Chelsea face à un nouvel examen italien à Jakarta
Chelsea enchaîne les escales asiatiques, mais les certitudes, elles, tardent à monter à bord. Après une défaite 1-0 contre Juventus mercredi à Hong Kong, dans le sillage d’un revers face à Tottenham le week-end dernier, le groupe de Xabi Alonso aborde un nouvel examen italien en Indonésie, à Jakarta, avec plus de questions que de réponses.
Le décor est clair : la tournée devait lancer une dynamique, elle met pour l’instant en lumière les chantiers. Alonso n’en est qu’aux premiers coups de crayon de son projet, mais le temps file déjà vers le début de la Premier League. Chaque match amical devient un laboratoire à ciel ouvert, chaque composition une déclaration d’intention.

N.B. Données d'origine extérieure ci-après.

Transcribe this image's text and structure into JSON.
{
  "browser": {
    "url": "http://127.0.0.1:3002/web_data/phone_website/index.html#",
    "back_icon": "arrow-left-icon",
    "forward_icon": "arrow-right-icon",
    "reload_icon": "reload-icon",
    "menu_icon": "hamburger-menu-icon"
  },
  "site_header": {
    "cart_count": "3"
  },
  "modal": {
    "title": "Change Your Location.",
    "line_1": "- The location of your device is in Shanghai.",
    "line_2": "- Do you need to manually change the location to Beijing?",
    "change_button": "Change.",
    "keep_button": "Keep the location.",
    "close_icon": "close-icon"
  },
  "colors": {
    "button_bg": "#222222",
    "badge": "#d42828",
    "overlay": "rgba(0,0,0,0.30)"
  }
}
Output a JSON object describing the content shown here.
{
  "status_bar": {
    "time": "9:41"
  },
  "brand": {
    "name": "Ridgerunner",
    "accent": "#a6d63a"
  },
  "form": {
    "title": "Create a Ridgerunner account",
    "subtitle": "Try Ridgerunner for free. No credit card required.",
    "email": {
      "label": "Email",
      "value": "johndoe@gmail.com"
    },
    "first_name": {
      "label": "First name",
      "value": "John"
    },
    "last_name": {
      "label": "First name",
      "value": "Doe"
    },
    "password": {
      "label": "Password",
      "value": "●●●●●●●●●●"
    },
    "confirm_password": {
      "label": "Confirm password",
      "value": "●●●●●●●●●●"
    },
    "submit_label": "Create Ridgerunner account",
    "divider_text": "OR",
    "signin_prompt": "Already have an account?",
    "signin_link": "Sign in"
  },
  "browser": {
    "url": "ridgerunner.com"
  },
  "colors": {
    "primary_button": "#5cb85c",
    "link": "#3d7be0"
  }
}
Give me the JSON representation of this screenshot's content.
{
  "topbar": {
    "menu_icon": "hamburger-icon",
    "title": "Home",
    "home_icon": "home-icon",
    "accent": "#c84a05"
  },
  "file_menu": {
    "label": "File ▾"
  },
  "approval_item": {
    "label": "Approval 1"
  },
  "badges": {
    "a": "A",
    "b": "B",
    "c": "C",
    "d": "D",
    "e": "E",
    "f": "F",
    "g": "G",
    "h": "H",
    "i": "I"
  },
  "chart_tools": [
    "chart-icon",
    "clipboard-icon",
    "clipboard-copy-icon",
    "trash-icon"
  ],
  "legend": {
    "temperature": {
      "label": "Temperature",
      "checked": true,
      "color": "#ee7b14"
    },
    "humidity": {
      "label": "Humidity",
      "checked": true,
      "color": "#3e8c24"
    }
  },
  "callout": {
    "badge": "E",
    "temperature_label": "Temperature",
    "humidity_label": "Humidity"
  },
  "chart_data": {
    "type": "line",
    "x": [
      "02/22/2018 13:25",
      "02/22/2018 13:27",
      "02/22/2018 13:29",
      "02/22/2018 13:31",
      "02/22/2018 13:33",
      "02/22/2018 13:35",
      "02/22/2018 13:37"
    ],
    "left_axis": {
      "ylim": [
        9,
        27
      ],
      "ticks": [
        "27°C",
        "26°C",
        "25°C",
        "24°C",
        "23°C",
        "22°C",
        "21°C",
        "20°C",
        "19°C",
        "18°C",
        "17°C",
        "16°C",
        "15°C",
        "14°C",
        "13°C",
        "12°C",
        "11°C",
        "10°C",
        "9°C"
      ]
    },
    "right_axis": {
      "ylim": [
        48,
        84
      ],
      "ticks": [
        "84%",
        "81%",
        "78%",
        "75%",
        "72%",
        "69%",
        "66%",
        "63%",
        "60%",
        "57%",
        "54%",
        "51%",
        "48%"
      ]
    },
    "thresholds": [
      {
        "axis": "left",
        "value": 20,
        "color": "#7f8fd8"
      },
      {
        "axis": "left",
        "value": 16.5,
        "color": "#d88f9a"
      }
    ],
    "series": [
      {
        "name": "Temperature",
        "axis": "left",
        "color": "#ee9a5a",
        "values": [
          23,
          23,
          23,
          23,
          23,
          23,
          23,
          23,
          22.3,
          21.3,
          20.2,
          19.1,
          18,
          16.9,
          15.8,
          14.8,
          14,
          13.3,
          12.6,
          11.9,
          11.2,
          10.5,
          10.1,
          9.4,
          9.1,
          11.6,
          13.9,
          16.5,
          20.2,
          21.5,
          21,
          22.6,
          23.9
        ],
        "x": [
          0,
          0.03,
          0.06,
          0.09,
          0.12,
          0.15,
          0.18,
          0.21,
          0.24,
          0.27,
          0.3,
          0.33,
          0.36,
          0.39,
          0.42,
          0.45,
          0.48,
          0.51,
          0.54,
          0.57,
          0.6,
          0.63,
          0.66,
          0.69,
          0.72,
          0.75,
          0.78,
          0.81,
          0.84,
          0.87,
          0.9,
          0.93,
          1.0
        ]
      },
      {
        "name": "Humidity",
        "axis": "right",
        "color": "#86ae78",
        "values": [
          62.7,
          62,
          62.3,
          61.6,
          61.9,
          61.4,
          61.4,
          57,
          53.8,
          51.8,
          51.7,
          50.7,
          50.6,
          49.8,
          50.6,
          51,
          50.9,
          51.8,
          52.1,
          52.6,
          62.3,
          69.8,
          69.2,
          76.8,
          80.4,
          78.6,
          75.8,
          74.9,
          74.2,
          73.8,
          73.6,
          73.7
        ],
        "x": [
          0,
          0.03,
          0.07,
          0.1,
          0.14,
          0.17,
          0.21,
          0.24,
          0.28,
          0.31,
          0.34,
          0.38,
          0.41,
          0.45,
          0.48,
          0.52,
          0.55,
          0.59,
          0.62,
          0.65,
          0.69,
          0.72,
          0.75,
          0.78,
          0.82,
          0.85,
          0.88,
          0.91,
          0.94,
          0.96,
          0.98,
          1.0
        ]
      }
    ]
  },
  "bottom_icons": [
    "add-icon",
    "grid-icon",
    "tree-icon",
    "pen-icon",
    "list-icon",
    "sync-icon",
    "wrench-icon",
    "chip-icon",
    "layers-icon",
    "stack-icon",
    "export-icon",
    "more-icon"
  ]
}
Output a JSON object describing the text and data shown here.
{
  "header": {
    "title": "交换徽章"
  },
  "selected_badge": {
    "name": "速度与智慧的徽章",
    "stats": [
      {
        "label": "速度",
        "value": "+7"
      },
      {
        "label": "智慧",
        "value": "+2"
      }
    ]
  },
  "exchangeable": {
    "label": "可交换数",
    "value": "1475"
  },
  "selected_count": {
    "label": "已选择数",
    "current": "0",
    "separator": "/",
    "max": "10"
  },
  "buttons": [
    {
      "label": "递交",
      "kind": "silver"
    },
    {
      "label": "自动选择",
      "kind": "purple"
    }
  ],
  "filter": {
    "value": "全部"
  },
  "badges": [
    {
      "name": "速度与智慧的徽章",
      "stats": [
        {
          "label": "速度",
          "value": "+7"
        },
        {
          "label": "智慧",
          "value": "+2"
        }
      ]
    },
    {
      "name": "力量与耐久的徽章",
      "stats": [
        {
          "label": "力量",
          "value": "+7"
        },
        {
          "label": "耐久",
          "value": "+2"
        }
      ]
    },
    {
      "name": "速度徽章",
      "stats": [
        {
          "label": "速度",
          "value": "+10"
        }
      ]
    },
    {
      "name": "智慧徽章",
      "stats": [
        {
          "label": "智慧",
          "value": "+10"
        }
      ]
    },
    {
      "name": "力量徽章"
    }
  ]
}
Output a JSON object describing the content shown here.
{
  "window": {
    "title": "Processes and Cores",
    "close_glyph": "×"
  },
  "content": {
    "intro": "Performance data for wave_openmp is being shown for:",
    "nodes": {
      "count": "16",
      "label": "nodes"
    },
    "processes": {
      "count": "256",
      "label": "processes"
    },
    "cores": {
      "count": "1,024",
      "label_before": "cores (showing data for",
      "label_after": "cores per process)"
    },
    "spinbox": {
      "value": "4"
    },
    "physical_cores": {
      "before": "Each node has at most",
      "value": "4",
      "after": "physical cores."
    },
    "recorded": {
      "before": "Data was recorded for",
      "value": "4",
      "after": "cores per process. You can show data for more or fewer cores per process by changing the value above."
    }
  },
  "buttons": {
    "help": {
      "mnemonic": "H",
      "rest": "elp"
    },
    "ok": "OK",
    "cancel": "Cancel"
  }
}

Alonso cherche des repères, pas des excuses
Deux défaites de rang ne font pas une crise en juillet, mais elles installent un climat. Le pressing n’est pas encore synchronisé, les automatismes offensifs restent timides, et Chelsea peine à transformer la possession en occasions franches. Alonso, lui, persiste : il ajuste, déplace, réorganise. L’équipe change de visage d’un match à l’autre, parfois d’une mi-temps à l’autre.
La gestion du groupe complique encore l’équation. Cole Palmer et Levi Colwill sont incertains, toujours gênés par de légers pépins physiques qui les ont tenus à l’écart contre Juventus. Rien d’alarmant sur le long terme, mais assez pour perturber la montée en régime d’un collectif qui a besoin de stabilité pour assimiler de nouveaux principes.
Le retour longuement attendu de Mudryk
Dans ce tableau encore brouillon, un rayon de lumière : Mykhailo Mudryk. L’ailier ukrainien a enfin retrouvé les terrains avec Chelsea, près de 20 mois après sa dernière apparition, une absence prolongée par une suspension pour dopage récemment levée. Son retour change le ton autour de l’équipe.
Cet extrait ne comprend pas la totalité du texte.